Arches Health Plan, a new insurance co-op funded by the health-care law, hired a longtime consumer advocate to engage with new customers. Arches said it captured about 20 percent to 23 percent of Utah's exchange enrollees, and the co-op hopes federal health officials will make it easy for people to re-enroll with the same health plans next year.
"That scares the hell out of me — to take all the work we did last year and we have to do that again," said Arches founder Shaun Greene.
Colorado's state-run exchange is also thinking about the next enrollment period. In a letter sent last week to the Centers for Medicare and Medicaid Services, Connect for Health Colorado asked federal officials to allow existing customers to renew earlier for 2015 plans.
While the health-care law bans insurers from denying people coverage or charging them more based on medical conditions, consumer advocates say they’ll be keeping tabs on the renewal process this year to make sure insurers aren’t trying to weed out sicker customers. Georgetown’s Schwartz explained, for example, that insurers might send more renewal reminders to patients who had fewer health-care claims.

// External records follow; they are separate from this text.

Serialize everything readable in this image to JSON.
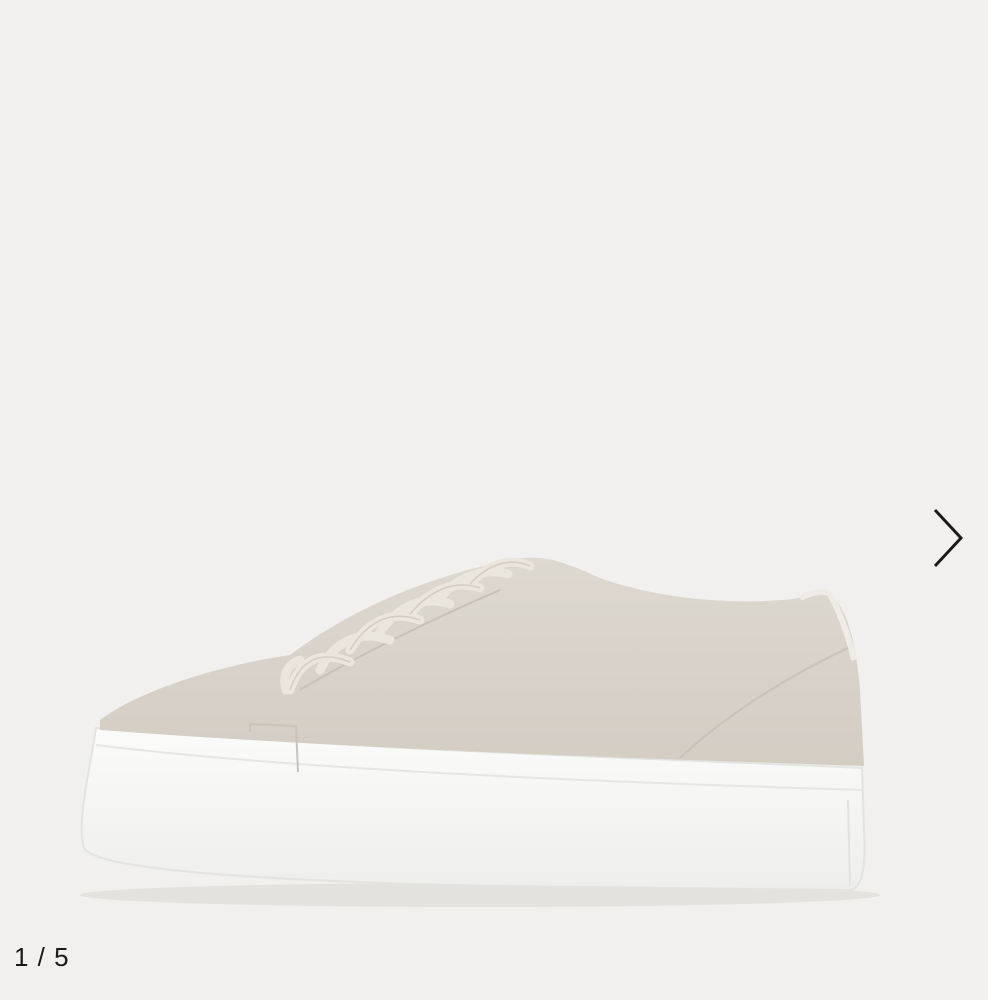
{
  "gallery": {
    "counter": "1 / 5",
    "next_icon": "chevron-right-icon",
    "image_subject": "sneaker",
    "colors": {
      "background": "#f1f0ee",
      "suede": "#d9d4cc",
      "sole": "#f7f7f6",
      "lace": "#ebe6dd",
      "arrow": "#1a1a1a"
    }
  }
}
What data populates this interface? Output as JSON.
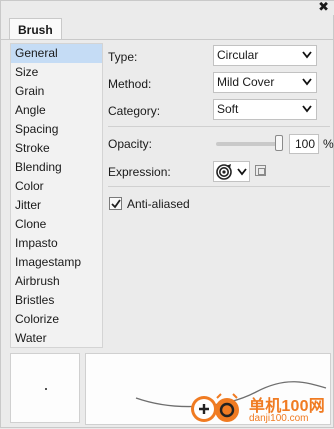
{
  "panel": {
    "close_glyph": "✖",
    "tab_label": "Brush"
  },
  "categories": [
    {
      "label": "General",
      "selected": true
    },
    {
      "label": "Size"
    },
    {
      "label": "Grain"
    },
    {
      "label": "Angle"
    },
    {
      "label": "Spacing"
    },
    {
      "label": "Stroke"
    },
    {
      "label": "Blending"
    },
    {
      "label": "Color"
    },
    {
      "label": "Jitter"
    },
    {
      "label": "Clone"
    },
    {
      "label": "Impasto"
    },
    {
      "label": "Imagestamp"
    },
    {
      "label": "Airbrush"
    },
    {
      "label": "Bristles"
    },
    {
      "label": "Colorize"
    },
    {
      "label": "Water"
    }
  ],
  "general": {
    "type_label": "Type:",
    "type_value": "Circular",
    "method_label": "Method:",
    "method_value": "Mild Cover",
    "category_label": "Category:",
    "category_value": "Soft",
    "opacity_label": "Opacity:",
    "opacity_value": "100",
    "opacity_unit": "%",
    "opacity_fraction": 1.0,
    "expression_label": "Expression:",
    "expression_icon": "target-pressure-icon",
    "antialiased_label": "Anti-aliased",
    "antialiased_checked": true
  },
  "watermark": {
    "name": "单机100网",
    "url": "danji100.com"
  },
  "colors": {
    "selected_bg": "#c5dcf5",
    "watermark": "#f07b22"
  }
}
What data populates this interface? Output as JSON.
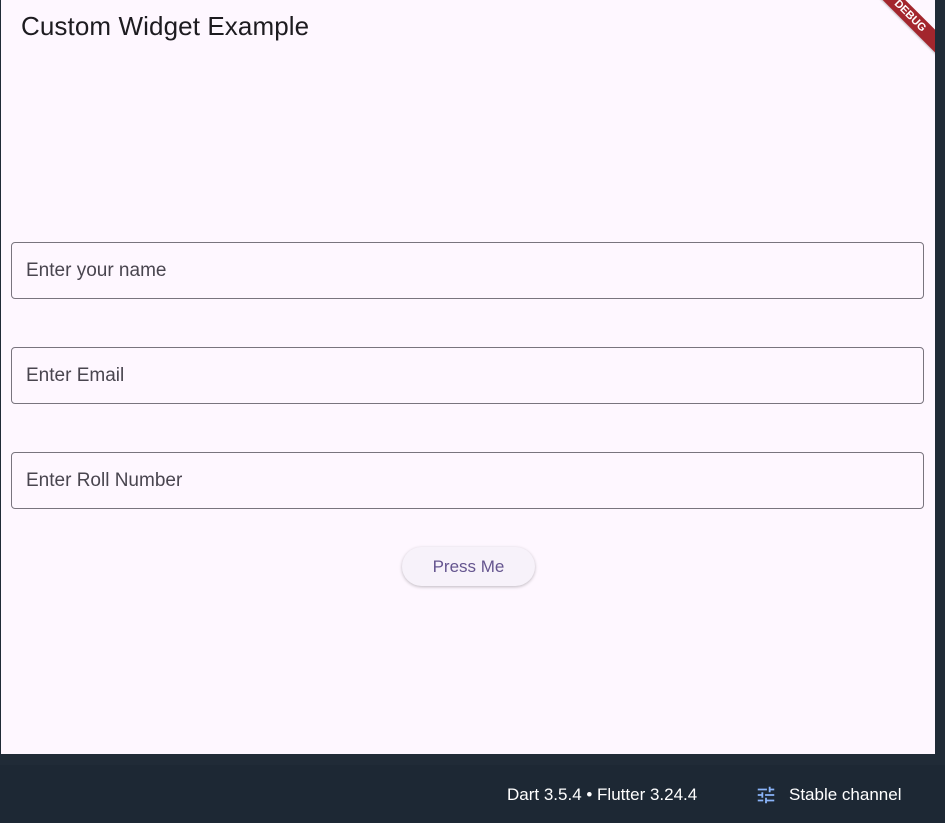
{
  "app": {
    "title": "Custom Widget Example",
    "debug_banner": "DEBUG"
  },
  "form": {
    "name_placeholder": "Enter your name",
    "email_placeholder": "Enter Email",
    "roll_placeholder": "Enter Roll Number",
    "button_label": "Press Me"
  },
  "footer": {
    "version_text": "Dart 3.5.4 • Flutter 3.24.4",
    "channel_icon": "tune-icon",
    "channel_label": "Stable channel"
  },
  "colors": {
    "app_background": "#fef7ff",
    "button_text": "#65558f",
    "debug_banner": "#a3262d",
    "footer_background": "#1d2834"
  }
}
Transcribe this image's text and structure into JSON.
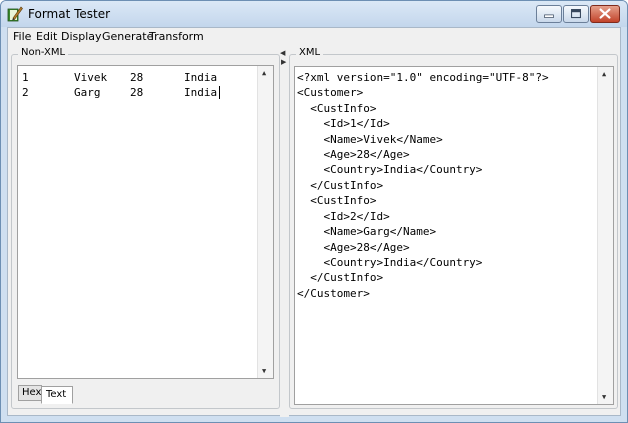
{
  "window": {
    "title": "Format Tester"
  },
  "menu": [
    "File",
    "Edit",
    "Display",
    "Generate",
    "Transform"
  ],
  "left_panel": {
    "label": "Non-XML",
    "rows": [
      {
        "id": "1",
        "name": "Vivek",
        "age": "28",
        "country": "India"
      },
      {
        "id": "2",
        "name": "Garg",
        "age": "28",
        "country": "India"
      }
    ],
    "tabs": [
      {
        "label": "Hex",
        "active": false
      },
      {
        "label": "Text",
        "active": true
      }
    ]
  },
  "right_panel": {
    "label": "XML",
    "lines": [
      "<?xml version=\"1.0\" encoding=\"UTF-8\"?>",
      "<Customer>",
      "  <CustInfo>",
      "    <Id>1</Id>",
      "    <Name>Vivek</Name>",
      "    <Age>28</Age>",
      "    <Country>India</Country>",
      "  </CustInfo>",
      "  <CustInfo>",
      "    <Id>2</Id>",
      "    <Name>Garg</Name>",
      "    <Age>28</Age>",
      "    <Country>India</Country>",
      "  </CustInfo>",
      "</Customer>"
    ]
  },
  "icons": {
    "app": "pen-book-icon",
    "minimize": "minimize-icon",
    "maximize": "maximize-icon",
    "close": "close-icon",
    "scroll_up": "scroll-up-arrow-icon",
    "scroll_down": "scroll-down-arrow-icon",
    "splitter_left": "splitter-collapse-left-icon",
    "splitter_right": "splitter-collapse-right-icon"
  },
  "colors": {
    "titlebar": "#c3d6ec",
    "close_button": "#c2432a",
    "window_border": "#6d8fb3"
  }
}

“Marketing practices can be discriminatory, and that’s scary,” she said.
PwC's Connolly said that a big question for the next enrollment period is how many existing exchange customers take their business elsewhere, either in search of a cheaper option or for access to the care providers they want.
"Some may hear from friends about better things happening in other plans," Connolly said. "Word of mouth is quite powerful in health care."